First Principle: AWS is responsible for "security of the cloud," protecting the underlying global infrastructure, hardware, software, and physical facilities that deliver ML services like Amazon SageMaker.

In the AWS Shared Responsibility Model, AWS's responsibility is to protect the global infrastructure that runs all of the services offered in the AWS Cloud. This "security of the cloud" means AWS manages and controls the physical security of data centers, the underlying compute, storage, and networking hardware, and the virtualization layer.

Key AWS Responsibilities ("Security of the Cloud") for ML:
  • Physical Security: Data centers where ML resources are hosted (e.g., SageMaker instances, S3 storage).
  • Global Infrastructure: The underlying compute, storage, and networking that powers Amazon SageMaker, AWS Glue, Amazon EMR, Amazon S3, etc.
  • Managed Service Infrastructure: This includes the underlying hosts, operating systems, and network configurations for services like:
  • Patching and Security Configuration: For the underlying infrastructure managed by AWS for these ML-related services.

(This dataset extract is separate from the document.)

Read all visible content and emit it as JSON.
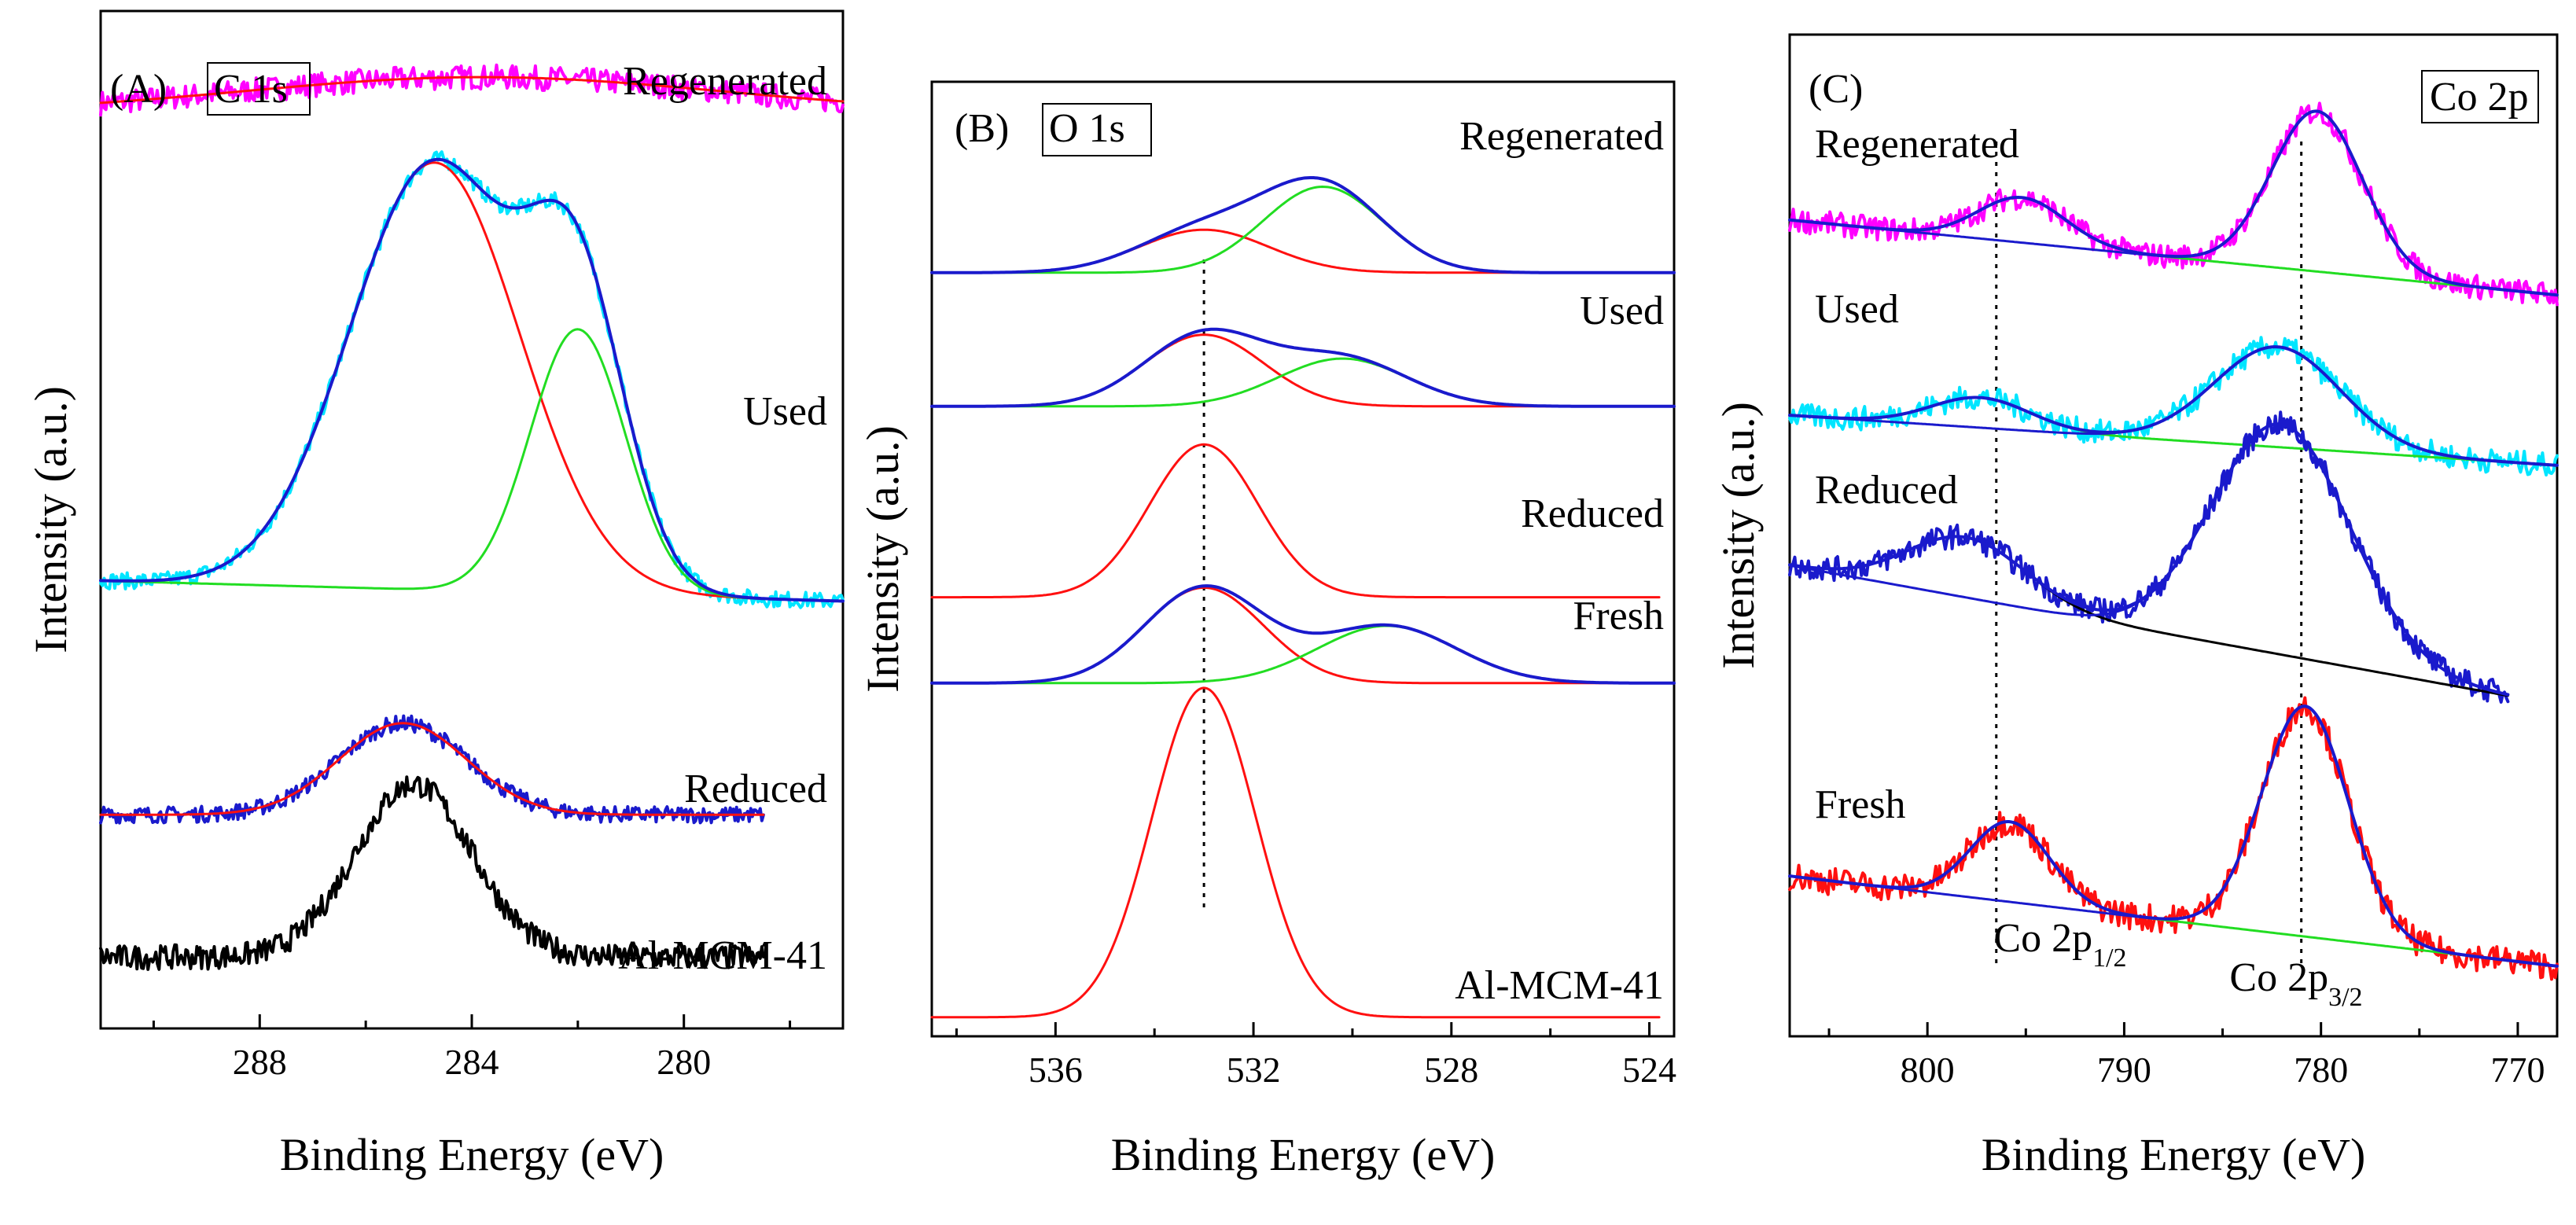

Scenario: You are an ML specialist building a model on Amazon SageMaker. You're concerned about the security of the virtual machines hosting your SageMaker notebooks and training jobs, and the physical security of the data centers.

Reflection Question: How does AWS's "security of the cloud" responsibility, by managing the underlying infrastructure and physical security of its global data centers and managed ML services, enable you as an ML Specialist to focus on designing and configuring your ML workflows within the cloud rather than the foundational infrastructure?